Menos um, vivas!
Por Mariana Moreira
Os olhos embaçados de tristeza camuflam a vergonha que lhe contagia e tremula o corpo.
Logo cedo ele finca espaço na porta do supermercado e, com gesto acanhado, estende a mão, suja de sofrimento e fome, apelando a caridade e solidariedade em troca de uns minguados ovos ou pães para aliviar, minimamente, as barrigas famintas da família que, há dias, vem sobrevivendo muito mais da teimosia do que do alimento.

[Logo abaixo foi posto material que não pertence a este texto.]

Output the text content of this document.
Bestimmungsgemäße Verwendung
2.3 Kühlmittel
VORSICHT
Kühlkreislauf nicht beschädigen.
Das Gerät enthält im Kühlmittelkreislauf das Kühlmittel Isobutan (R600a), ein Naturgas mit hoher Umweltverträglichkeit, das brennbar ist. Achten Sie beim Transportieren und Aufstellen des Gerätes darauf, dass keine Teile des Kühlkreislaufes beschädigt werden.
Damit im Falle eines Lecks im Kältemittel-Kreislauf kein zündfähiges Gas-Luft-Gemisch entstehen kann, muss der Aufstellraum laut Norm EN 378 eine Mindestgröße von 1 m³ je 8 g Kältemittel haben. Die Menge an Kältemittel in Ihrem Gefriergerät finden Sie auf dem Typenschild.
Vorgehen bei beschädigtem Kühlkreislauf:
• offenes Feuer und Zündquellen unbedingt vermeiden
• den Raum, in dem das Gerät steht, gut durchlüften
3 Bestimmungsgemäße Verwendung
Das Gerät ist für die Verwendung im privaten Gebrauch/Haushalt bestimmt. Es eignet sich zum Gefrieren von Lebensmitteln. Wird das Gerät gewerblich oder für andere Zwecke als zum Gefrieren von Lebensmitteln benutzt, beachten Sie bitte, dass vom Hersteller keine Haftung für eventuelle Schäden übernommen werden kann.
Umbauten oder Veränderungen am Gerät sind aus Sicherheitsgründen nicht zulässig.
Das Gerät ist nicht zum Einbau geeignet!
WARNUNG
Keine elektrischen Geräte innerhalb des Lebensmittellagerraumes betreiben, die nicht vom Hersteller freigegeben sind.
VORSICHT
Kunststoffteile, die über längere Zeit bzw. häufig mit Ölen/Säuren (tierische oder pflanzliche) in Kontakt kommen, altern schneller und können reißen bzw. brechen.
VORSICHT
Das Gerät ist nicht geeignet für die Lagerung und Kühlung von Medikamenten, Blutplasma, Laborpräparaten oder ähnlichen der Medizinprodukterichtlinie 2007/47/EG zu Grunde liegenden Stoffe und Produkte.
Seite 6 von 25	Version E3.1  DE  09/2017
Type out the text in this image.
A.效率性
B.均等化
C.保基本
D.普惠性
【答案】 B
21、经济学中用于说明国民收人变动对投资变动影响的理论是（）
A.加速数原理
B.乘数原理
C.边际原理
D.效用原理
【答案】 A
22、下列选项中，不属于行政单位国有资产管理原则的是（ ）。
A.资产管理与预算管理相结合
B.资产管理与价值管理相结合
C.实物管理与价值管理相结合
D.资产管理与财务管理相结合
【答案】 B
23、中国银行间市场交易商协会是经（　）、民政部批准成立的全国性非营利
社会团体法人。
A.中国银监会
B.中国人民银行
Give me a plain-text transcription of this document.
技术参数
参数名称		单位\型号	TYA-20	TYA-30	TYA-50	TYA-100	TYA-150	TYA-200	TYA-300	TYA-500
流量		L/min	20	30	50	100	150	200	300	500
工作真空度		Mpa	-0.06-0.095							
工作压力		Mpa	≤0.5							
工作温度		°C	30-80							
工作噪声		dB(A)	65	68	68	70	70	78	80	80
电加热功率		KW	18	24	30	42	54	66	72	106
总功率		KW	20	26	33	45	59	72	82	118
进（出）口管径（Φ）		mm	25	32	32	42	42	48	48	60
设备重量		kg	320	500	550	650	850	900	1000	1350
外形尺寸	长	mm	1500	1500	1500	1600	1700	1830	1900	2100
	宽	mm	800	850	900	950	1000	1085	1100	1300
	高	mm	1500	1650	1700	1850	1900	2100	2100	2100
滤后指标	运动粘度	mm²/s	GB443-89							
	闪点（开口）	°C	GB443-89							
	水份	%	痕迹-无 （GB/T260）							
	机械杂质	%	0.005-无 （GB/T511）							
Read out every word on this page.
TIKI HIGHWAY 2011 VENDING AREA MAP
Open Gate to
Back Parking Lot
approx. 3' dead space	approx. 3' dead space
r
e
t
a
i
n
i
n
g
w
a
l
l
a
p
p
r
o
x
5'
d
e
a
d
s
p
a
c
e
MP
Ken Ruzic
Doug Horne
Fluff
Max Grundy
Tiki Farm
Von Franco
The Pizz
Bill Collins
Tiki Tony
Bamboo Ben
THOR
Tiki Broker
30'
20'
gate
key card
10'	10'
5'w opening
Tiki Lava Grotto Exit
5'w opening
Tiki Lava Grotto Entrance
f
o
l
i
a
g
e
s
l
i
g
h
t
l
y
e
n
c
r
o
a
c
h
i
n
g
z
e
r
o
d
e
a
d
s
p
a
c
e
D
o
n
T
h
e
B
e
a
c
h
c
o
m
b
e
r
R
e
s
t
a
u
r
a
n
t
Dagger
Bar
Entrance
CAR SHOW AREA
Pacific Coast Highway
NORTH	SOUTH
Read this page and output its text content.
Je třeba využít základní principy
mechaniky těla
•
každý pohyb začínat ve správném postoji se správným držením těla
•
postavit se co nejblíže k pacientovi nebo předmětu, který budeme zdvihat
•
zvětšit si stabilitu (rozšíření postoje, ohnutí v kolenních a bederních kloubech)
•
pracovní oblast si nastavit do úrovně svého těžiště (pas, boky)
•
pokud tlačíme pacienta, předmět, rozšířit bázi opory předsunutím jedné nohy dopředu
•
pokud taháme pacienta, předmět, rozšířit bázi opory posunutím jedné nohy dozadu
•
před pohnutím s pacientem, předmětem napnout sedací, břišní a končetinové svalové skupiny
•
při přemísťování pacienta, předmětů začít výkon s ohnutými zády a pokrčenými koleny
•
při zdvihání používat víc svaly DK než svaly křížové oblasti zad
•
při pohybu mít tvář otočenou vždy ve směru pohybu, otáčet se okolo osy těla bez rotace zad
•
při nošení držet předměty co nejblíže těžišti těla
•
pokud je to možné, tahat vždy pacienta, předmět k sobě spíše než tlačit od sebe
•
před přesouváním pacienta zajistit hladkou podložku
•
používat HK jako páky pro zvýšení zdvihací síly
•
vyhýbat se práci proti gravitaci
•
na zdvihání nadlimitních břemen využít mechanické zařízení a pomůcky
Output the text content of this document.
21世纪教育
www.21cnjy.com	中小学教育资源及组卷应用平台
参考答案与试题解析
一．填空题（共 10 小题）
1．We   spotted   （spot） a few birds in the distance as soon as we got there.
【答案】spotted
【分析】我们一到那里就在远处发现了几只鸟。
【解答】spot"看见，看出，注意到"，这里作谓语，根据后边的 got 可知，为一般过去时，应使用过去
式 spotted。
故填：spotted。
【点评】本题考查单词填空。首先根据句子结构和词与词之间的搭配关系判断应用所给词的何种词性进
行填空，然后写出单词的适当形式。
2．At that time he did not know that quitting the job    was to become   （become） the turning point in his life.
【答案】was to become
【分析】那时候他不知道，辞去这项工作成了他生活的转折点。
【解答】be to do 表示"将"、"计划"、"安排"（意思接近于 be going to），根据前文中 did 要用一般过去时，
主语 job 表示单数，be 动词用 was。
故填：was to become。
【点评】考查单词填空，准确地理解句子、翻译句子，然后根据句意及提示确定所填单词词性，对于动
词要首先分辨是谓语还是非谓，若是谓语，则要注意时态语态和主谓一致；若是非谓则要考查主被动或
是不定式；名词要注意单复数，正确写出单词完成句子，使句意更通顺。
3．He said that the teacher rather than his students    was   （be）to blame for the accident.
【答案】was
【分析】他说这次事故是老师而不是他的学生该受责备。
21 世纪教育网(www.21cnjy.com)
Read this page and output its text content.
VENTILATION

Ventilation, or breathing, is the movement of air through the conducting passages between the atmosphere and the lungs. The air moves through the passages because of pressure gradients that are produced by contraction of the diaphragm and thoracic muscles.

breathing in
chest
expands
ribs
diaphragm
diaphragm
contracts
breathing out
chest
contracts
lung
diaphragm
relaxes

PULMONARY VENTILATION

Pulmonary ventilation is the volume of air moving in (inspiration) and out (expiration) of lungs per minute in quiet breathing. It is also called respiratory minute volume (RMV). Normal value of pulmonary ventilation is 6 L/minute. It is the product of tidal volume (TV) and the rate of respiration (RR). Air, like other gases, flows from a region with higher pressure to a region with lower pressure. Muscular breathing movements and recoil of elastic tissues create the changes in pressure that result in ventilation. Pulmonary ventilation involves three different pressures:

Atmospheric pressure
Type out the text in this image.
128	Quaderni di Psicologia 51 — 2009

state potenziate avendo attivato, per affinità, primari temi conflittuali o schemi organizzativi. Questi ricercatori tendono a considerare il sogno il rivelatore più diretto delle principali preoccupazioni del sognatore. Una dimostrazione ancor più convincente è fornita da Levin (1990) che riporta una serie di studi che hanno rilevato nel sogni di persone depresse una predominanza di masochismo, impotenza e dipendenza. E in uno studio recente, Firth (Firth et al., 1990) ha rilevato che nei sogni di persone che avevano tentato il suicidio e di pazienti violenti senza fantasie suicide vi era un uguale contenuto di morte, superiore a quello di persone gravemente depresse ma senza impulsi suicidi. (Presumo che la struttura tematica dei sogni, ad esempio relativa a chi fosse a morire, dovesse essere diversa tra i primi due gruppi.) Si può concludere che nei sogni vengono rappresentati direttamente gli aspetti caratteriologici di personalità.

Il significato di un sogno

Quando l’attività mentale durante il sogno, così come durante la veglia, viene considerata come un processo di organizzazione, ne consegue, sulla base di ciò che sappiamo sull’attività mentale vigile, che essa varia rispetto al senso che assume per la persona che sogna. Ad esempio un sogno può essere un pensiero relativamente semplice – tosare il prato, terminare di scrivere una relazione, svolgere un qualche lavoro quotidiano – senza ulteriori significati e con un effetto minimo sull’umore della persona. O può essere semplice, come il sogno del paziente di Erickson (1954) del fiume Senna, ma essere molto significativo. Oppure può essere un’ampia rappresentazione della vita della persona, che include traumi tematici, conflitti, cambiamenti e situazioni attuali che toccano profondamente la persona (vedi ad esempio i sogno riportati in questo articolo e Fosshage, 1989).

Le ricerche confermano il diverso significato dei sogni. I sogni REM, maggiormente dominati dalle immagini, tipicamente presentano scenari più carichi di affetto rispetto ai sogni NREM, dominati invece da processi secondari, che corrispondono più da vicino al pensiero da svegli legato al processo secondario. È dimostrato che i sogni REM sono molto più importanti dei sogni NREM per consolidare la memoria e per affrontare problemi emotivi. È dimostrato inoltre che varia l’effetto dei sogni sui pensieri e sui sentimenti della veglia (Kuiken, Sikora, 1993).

A indiferença de muitos o torna invisível a olhos e empatia de tantos. Outros, com desdém, lhes dirige frases agressivas: “vagabundo, preguiçoso, escória”. No peito um coração aflito se contrai de dor e sofrimento. A imagem dos filhos, pequenos, com olhos espichados nos apelos de pão, lhe turva a alma. Uma lagrima escoteira sulca seu rosto e embaça o que ainda lhe sobra de dignidade. Sente-se um farrapo humano, roto, esgaçado, inanimado.
E, mais uma vez estende a mão em apelo a caridade e solidariedade que, ainda pequeno, lhes fora ensinada, em prosas de catecismo, como marcas indeléveis dos humanos. Lhe povoa lembranças da carrocinha de lanches que ele manobrava pelas ruas da cidade, garantindo as condições mínimas de sobrevivência familiar. A carrocinha que lhes fora subtraída pelo argumento de ser potencial foco de contaminação da pandemia. Uma subtração barganhada com a promessa de auxílios que, envoltos na burocracia e incompetência governamental, nunca se concretizou.
E, mais uma vez, estende a mão num derradeiro gesto de humanidade. Balbucia tênues apelos que se perdem no turbilhão da pressa dos fregueses que, acelerados pelas atribuições cotidianas, se despem da mínima capacidade de enxergar o outro. Muitos, cristãos fervorosos, não enxergam nas mãos e lábios trêmulos daquele pedinte a representação do Cristo a recomendar: “o que fizerdes ao menor dos meus irmãos é a mim que fazes”.
E o derradeiro fiapo de esperança se dissipa no redemoinho da indiferença. Cabisbaixo, agitando pela angustia que entristece corpo e alma, volta para a família. Os filhos, pequenos reclamam da fome. A mulher, contagiada pelo sofrimento, lhe envolve em um abraço de membros magrelos e secos de vida. Apenas o calor do gesto lhes indica o que ainda teima em existir de traços de humanidade.
E nada mais sobra.
À tarde, em um canto de rua, uma árvore que, nos últimos tempos, com recorrência, lhes servira de casa e abrigo, registra um corpo inerte, sem vida, agitado pelo vento, pendido de um dos seus galhos.
Ora, o que importa. Mais um que se vai e um a menos a comprometer o déficit público.